Recently, I was listening to a Wix ad during a podcast, and it was emphasizing the customization available on Wix. It heavily implied that the customization was always, in-all-cases, was a good thing. I disagree.
I’ve required my web design students at LCC to build a website with HTML/CSS and with WordPress.com since the beginning. Over the past couple of years, I’ve also required them to build a site with Wix. The Wix projects always turn out different than the other two – more chaotic, more confusing.
With the WordPress.com sites, they’re using a theme from a limited selection of themes, and that requires visual consistency. It typically has a unique homepage design, and all of the other pages use a single template. When viewing the WordPress.com sites built by students, finding the menu is easy. It’s easy to find where the content is on each page, and it has a clear visual hierarchy.
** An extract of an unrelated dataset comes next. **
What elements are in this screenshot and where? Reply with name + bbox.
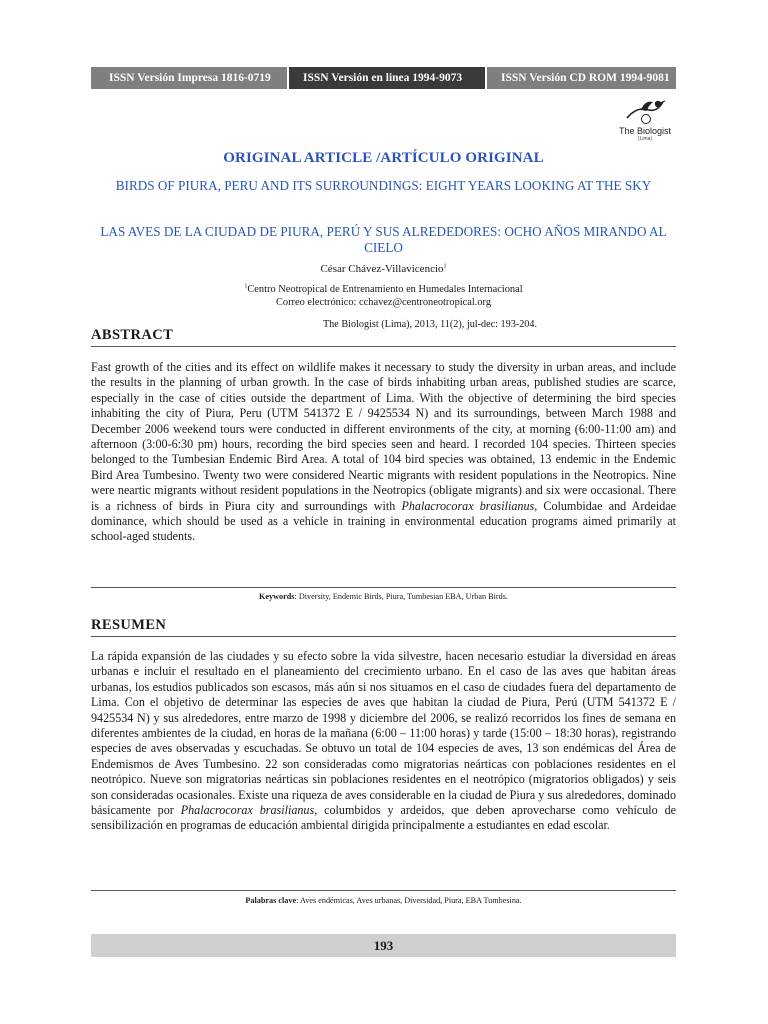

(The HTML/CSS sites often have strong visual consistency too, mostly because it’s their first website, and so they use the same layout for every page!)
However, the Wix system encourages a different page layout/template for every page. It shuffles the menu location, hides text below really tall image galleries, and makes it very difficult to navigate between pages.
If you are a skilled graphic designer, who has years of experience, you know how to make a consistent visual language. You know how to prioritize user experience, and have a hierarchy on each page.
Most people building a website today aren’t trained graphic designers. They rely on the tool they’re using to help make smart design decisions on their behalf. WordPress.com, and the traditional website builders like it separate the creation of content from the theme/template/visual design. Because of this, their visual design remains consistent.
Wix doesn’t separate content creation from visual design. This gives more customization, but greatly hurts consistency over the entire site. It makes it harder to navigate their websites, and harder to find the content you want on a single page.
Most people choosing a tool to build a new website should not use a ‘new-style’ drag-and-drop website builder like Wix. They should use something with an established theme or template – a separation of visual design from content. WordPress.com is just fine, or many other options.
A couple caveats, as things aren’t quite that simple:
- WordPress does allow for some visual design within its content, but limits things to maintain consistency.
- Wix does have you set a basic template for an overall design, but lets you break all of the rules on an individual page.